Shares of multinational pharmaceutical and diagnostics company Opko Health, Inc. (OPK -1.94%) are feeling the heat after reporting fourth-quarter and full-year 2016 earnings. Despite a major thumping late last year, the stock gave up another 10.5% as of 3:31 p.m. on Thursday.
Revenue for the year jumped to $1.22 billion from $492 million last year. That looks great on the surface, but the top-line growth is largely due to the $1.5 billion acquisition of BioReference Labs in mid-2015.
Investors weren't too impressed with last year's net loss of about $25.1 million in light of taking on the big diagnostics company that was supposed to drive profit growth. Those hoping for some early signs of a successful launch for Rayaldee were also disappointed when the company didn't break out any sales data.
To be fair, Rayaldee didn't launch until November. That said, Opko claimed its addressable market could be as large as $12 billion, although most analysts predict peak annual sales of the kidney disease drug to top out at about $500 million. The company did tell investors that it had secured coverage for about 60% of U.S. patients already. All eyes will be on this drug's sales next time the company reports to see which end of the enormous sales estimate appears more likely.
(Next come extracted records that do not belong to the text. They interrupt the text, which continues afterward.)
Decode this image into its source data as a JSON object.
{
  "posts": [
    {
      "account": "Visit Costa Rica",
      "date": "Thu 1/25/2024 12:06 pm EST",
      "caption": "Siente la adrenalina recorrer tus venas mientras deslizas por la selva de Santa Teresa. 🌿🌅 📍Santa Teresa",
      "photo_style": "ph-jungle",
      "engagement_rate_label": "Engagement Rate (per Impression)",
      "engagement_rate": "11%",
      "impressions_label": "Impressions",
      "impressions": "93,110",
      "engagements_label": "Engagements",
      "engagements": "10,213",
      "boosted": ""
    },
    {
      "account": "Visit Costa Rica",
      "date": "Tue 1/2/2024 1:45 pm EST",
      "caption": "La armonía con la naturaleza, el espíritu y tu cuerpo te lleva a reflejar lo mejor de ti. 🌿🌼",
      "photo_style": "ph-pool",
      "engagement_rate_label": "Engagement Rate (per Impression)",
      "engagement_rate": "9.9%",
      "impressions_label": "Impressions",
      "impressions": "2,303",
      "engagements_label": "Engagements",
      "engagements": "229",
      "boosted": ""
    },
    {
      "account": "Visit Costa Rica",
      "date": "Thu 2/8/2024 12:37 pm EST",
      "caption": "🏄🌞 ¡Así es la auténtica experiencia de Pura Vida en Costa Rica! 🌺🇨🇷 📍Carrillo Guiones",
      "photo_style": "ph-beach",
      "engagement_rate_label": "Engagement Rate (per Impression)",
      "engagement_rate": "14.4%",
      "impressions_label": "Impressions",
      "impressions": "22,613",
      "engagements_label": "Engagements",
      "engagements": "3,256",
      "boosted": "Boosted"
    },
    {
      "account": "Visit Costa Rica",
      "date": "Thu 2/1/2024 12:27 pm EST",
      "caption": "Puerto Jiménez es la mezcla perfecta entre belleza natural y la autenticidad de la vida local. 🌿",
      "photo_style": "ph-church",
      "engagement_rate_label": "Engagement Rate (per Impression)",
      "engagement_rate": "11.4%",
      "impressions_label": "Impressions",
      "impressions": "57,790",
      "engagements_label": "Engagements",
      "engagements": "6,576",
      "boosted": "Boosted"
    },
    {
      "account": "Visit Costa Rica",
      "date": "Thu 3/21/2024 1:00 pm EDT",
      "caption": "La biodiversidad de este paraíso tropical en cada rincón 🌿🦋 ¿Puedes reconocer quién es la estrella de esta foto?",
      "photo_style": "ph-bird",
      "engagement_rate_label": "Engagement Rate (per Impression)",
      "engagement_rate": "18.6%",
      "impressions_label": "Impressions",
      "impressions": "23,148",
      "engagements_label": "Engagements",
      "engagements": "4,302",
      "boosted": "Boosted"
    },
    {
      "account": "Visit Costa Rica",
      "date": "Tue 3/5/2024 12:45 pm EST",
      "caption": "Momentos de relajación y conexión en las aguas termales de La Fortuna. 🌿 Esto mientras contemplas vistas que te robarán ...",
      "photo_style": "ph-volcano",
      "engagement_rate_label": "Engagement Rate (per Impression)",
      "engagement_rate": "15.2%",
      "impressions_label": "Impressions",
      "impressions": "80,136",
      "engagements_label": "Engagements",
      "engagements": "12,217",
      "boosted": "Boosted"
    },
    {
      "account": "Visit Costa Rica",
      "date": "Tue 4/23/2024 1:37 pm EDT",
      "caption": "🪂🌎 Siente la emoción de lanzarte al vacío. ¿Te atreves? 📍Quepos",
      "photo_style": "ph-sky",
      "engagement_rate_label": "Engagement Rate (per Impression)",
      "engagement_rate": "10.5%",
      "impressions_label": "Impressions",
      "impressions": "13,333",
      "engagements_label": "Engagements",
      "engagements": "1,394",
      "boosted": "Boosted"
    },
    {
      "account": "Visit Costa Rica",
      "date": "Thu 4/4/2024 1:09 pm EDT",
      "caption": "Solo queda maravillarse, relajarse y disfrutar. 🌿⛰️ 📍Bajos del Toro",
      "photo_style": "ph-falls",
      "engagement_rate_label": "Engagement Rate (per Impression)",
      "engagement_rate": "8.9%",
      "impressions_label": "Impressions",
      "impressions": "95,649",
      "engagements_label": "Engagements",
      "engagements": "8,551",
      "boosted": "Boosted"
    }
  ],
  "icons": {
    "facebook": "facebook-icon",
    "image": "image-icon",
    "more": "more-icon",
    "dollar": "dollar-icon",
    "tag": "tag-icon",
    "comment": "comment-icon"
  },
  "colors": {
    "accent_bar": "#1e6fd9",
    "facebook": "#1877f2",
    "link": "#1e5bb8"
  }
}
Another revenue stream that's had a hard time delivering on its promise is the prostate cancer screen known as the 4Kscore. The company had once predicted annual revenue of around $300 million based on about 1 million tests performed each year at a cost of $300 per test. Again, Opko didn't break out 4Kscore sales figures. More than a year after its launch 18,000 tests ordered in the fourth quarter, though, suggests the company overestimated its potential as well.
Until Opko can show some clear signs it can live up to expectations, it's probably best to watch from the sidelines.